Compassion is at the centre of the debate. What is the compassionate thing to do for someone who is terminally ill and, possibly, in great pain? Over my years in the ministry I have pastorally cared for many people in such situations and their families. I have witnessed the amazing courage of terminally-ill people and seen the loving care of their families which has surrounded them. The skill and commitment of the medical team and the palliative carers has been wonderful to see. Even though everyone involved knows that death is drawing near, they have committed themselves to showing compassion and love to the dying person.

The proposed Bill presents a very different picture of compassion. When a terminally ill person feels they cannot go on those who are with them, both family and medical team, will agree that the compassionate thing to do is to allow them to end their life, even though they may have as much as six months to live.
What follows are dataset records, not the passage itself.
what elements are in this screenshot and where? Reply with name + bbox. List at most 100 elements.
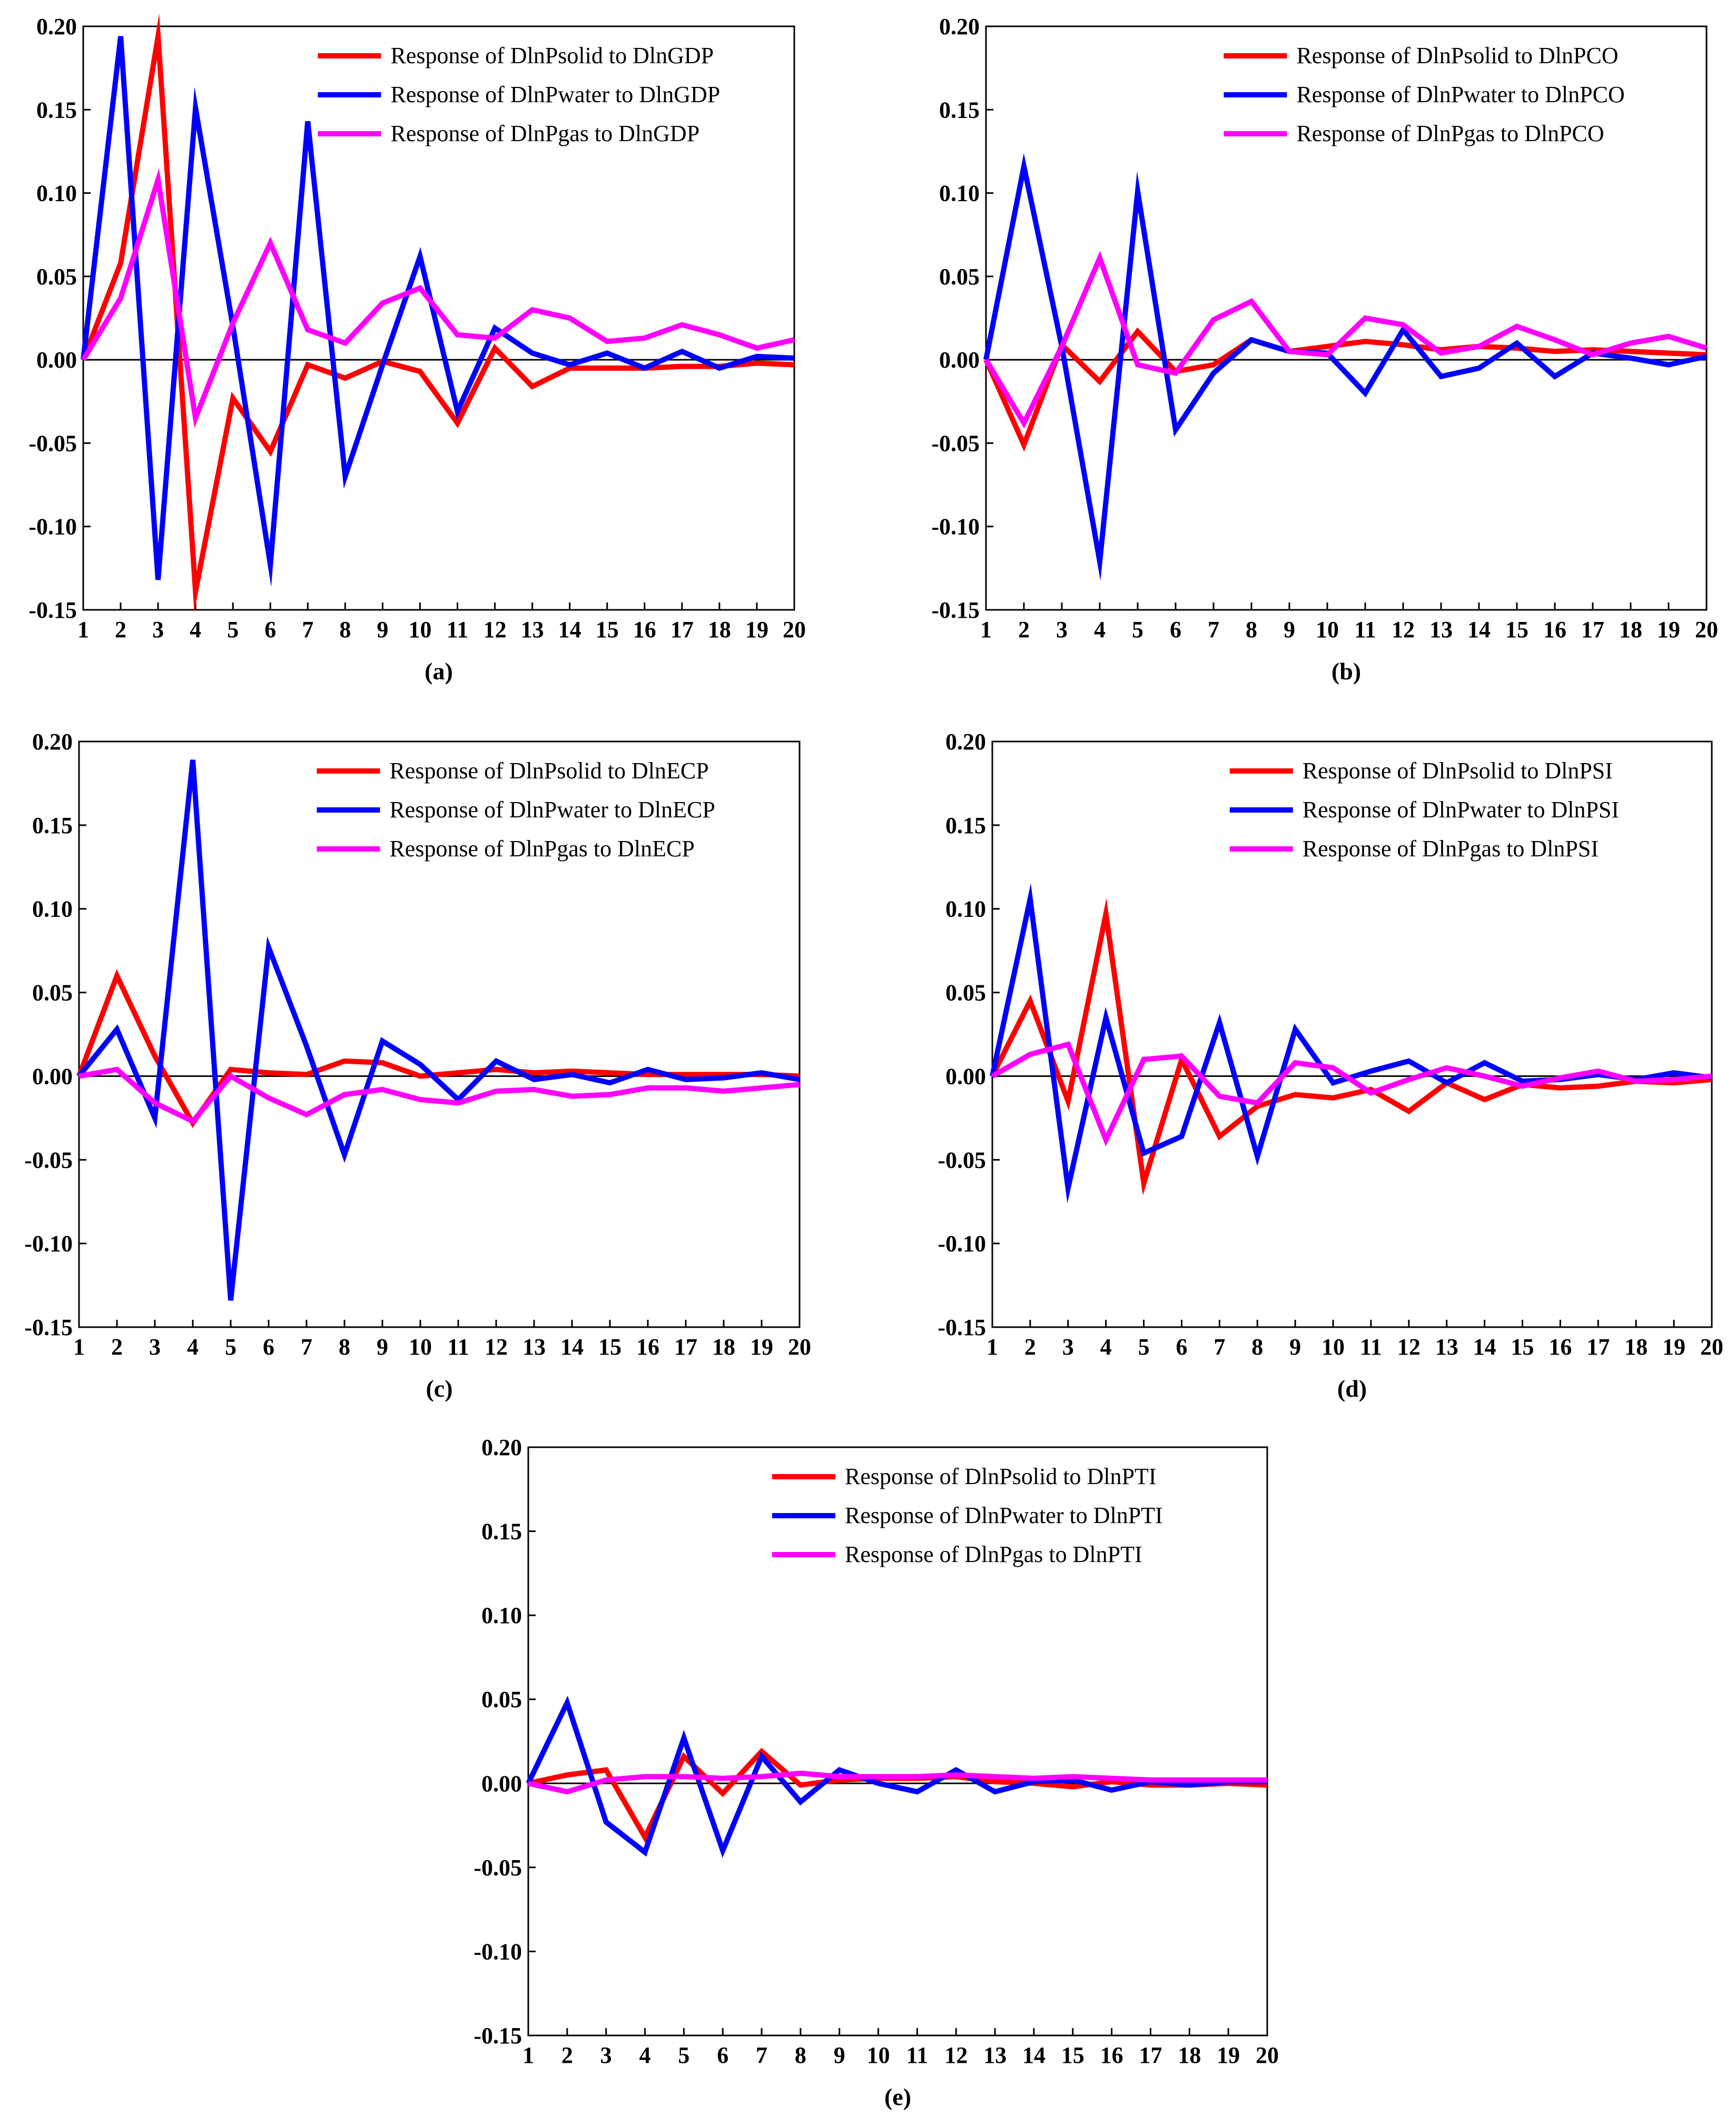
x-tick-label: 12 [484, 617, 507, 643]
panel-caption: (a) [425, 658, 453, 685]
y-tick-label: -0.05 [938, 1147, 986, 1173]
series-line-water [77, 759, 800, 1301]
x-tick-label: 4 [190, 617, 201, 643]
legend-label: Response of DlnPsolid to DlnGDP [391, 43, 714, 68]
y-tick-label: 0.10 [945, 896, 986, 922]
x-tick-label: 10 [1321, 1334, 1345, 1360]
x-tick-label: 7 [301, 1334, 312, 1360]
legend-label: Response of DlnPsolid to DlnPSI [1303, 758, 1613, 784]
series-line-solid [990, 898, 1712, 1195]
x-tick-label: 12 [944, 2042, 968, 2068]
y-tick-label: -0.10 [931, 514, 980, 540]
y-tick-label: -0.15 [24, 1314, 73, 1340]
y-tick-label: 0.00 [481, 1771, 522, 1796]
x-tick-label: 2 [115, 617, 126, 643]
x-tick-label: 19 [1217, 2042, 1240, 2068]
x-tick-label: 6 [1170, 617, 1181, 643]
x-tick-label: 7 [756, 2042, 767, 2068]
plot-frame [82, 25, 795, 611]
y-tick-label: 0.20 [32, 729, 73, 755]
panel-caption: (b) [1331, 658, 1361, 685]
y-tick-label: -0.05 [931, 430, 980, 456]
x-tick-label: 1 [77, 617, 89, 643]
x-tick-label: 10 [1316, 617, 1339, 643]
y-tick-label: 0.05 [481, 1687, 522, 1713]
x-tick-label: 16 [1100, 2042, 1123, 2068]
x-tick-label: 9 [1284, 617, 1295, 643]
x-tick-label: 5 [225, 1334, 236, 1360]
x-tick-label: 3 [1056, 617, 1068, 643]
legend-label: Response of DlnPwater to DlnGDP [391, 82, 721, 107]
x-tick-label: 19 [750, 1334, 773, 1360]
y-tick-label: 0.20 [36, 14, 77, 39]
series-line-water [81, 36, 795, 587]
chart-panel-d: 0.200.150.100.050.00-0.05-0.10-0.151 2 3 4 5… [938, 729, 1723, 1402]
x-tick-label: 4 [187, 1334, 199, 1360]
plot-frame [78, 740, 801, 1328]
x-tick-label: 12 [485, 1334, 508, 1360]
x-tick-label: 3 [1062, 1334, 1074, 1360]
y-tick-label: 0.20 [939, 14, 980, 39]
y-tick-label: 0.15 [481, 1519, 522, 1545]
x-tick-label: 17 [670, 617, 694, 643]
panel-caption: (d) [1337, 1375, 1367, 1402]
legend-label: Response of DlnPwater to DlnPCO [1296, 82, 1624, 107]
series-line-gas [991, 1041, 1712, 1146]
x-tick-label: 14 [1473, 1334, 1496, 1360]
x-tick-label: 15 [1061, 2042, 1084, 2068]
plot-frame [985, 25, 1708, 611]
x-tick-label: 11 [447, 617, 469, 643]
y-tick-label: 0.00 [939, 347, 980, 373]
x-tick-label: 11 [1360, 1334, 1382, 1360]
legend-label: Response of DlnPwater to DlnECP [389, 797, 715, 823]
x-tick-label: 2 [561, 2042, 573, 2068]
series-line-solid [81, 13, 795, 612]
y-tick-label: 0.05 [945, 980, 986, 1006]
x-tick-label: 4 [1094, 617, 1106, 643]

Lethal drugs will be prescribed and, then, the person, either on their own, or with assistance from those nearest to them will take the drugs and, within a short time, die. A husband or wife or son or daughter will have to live with the realisation that they played an active role in the death of someone they loved very deeply.

As I have visited terminally ill people it has been amazing to see how God has wonderfully sustained them. He has given them grace to face each day as they have experienced the deep love of their family and friends. When, finally, they have died the family had no sense of guilt but have been able to trust God to comfort them in their deep sense of loss. They could say with Job, when he suffered great personal loss in the death of all his children, “The Lord gave and the Lord has taken away, blessed be the name of the Lord.”